Como se temía, el testigo fue asesinado en Limón el 8 de enero del 2020, por lo que, durante el juicio, se hizo apertura de dicho anticipo y ahí fue cuando las juezas detectaron las contradicciones principales.
Según explicaron en el fallo, el propio día de los hechos, el testigo hace una declaración, la cual consta en el expediente.

“En esta versión (...) brinda detalles más precisos de la identificación de las personas que se presentan al lugar a cometer el hecho, así como aspectos distintos, como la cantidad de participantes, la identidad de los mismos y el movimiento del vehículo en el lugar, información que no brindó en el anticipo jurisdiccional de prueba”, señaló el Tribunal.
Como punto medular, se menciona que el testigo en su primera declaración aseguró que en el ataque participaron tres sujetos, los identificó y hasta indicó que personas de la zona le habían dicho que se escondieron en un búnker. Mientras que en el anticipo de prueba se refirió solo a dos involucrados: a Chaves y a Salas.
Las juezas reprocharon que, por ejemplo, nunca se investigara al tercer implicado, que, en su momento, la víctima dijo reconocer, ni que se le cuestionara sobre el cambio de su versión para lograr esclarecerla.
Insistieron en que tanto los investigadores como la Fiscalía se decantaron por usar la declaración inicial como base de la pieza acusatoria.
Criticaron, además, que acusaran a los sujetos, pese a que cuando el ofendido se refiere a Salas Herrera como la persona que disparó, ofrece detalles que no coinciden realmente con el imputado, y cuando habla de Chaves brinda datos generales que no permiten individualizarlo.
“No comprende este Tribunal como con solo la indicación del nombre de una persona y con el dicho del testigo de tener años de conocerla, se da por sentado (por parte de Fiscalía y OIJ), sin margen de duda, de que Salas y Chaves fueron las personas que cometen el hecho o al menos las personas que señaló tal testigo”, criticaron las juzgadoras, quienes recalcaron la falta de diligencias para poder identificar y vincular con total certeza.

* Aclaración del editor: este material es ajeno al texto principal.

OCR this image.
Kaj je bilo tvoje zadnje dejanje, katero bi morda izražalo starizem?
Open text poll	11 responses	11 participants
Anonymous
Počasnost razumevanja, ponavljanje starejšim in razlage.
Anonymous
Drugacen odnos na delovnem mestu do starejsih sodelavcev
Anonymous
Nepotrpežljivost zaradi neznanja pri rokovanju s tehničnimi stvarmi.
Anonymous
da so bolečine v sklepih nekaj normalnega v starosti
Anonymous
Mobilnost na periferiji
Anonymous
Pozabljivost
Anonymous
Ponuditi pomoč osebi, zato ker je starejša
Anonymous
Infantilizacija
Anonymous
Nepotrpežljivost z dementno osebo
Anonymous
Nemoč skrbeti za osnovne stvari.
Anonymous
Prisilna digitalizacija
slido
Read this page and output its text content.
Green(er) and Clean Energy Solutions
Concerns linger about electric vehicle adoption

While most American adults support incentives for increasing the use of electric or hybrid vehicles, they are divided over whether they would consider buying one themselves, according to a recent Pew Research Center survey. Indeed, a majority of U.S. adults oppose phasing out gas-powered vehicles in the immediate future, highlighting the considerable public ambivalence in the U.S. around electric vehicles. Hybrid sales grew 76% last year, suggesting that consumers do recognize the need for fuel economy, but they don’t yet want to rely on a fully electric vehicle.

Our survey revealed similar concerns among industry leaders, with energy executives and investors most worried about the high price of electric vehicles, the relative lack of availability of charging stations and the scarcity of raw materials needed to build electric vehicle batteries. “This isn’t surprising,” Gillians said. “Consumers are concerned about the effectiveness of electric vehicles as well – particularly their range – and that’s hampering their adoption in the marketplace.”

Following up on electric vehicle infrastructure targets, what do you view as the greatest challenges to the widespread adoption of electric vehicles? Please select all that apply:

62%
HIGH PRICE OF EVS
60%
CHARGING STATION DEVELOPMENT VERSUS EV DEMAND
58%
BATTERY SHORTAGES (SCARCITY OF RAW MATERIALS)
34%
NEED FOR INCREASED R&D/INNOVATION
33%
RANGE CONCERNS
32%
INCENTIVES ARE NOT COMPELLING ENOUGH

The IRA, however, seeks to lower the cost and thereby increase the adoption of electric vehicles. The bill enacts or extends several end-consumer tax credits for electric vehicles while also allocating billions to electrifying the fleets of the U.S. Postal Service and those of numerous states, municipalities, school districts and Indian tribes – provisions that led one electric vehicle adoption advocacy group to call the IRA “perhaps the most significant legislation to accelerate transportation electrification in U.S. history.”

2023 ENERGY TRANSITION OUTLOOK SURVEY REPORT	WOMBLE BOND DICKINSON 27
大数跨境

Así las cosas, para ese despacho judicial era necesario dictar una absolutoria por duda a favor de los imputados, ya que no podían “dejar pasar por alto algunas falencias de la investigación en la forma en que fue realizada, puesto que se evidencia un mal abordaje y manejo de la información recolectada”.
Agregaron que, de haberse dado un uso “óptimo” al anticipo jurisdiccional, se hubiese obtenido información de calidad que viniese a “erradicar las contradicciones, la ambigüedad y vacíos de ese relato”.
Dadas las circunstancias, los imputados quedaron en libertad. Dos meses más tarde, Salas nuevamente es detenido por un nuevo hecho de sangre que cobró dos vidas.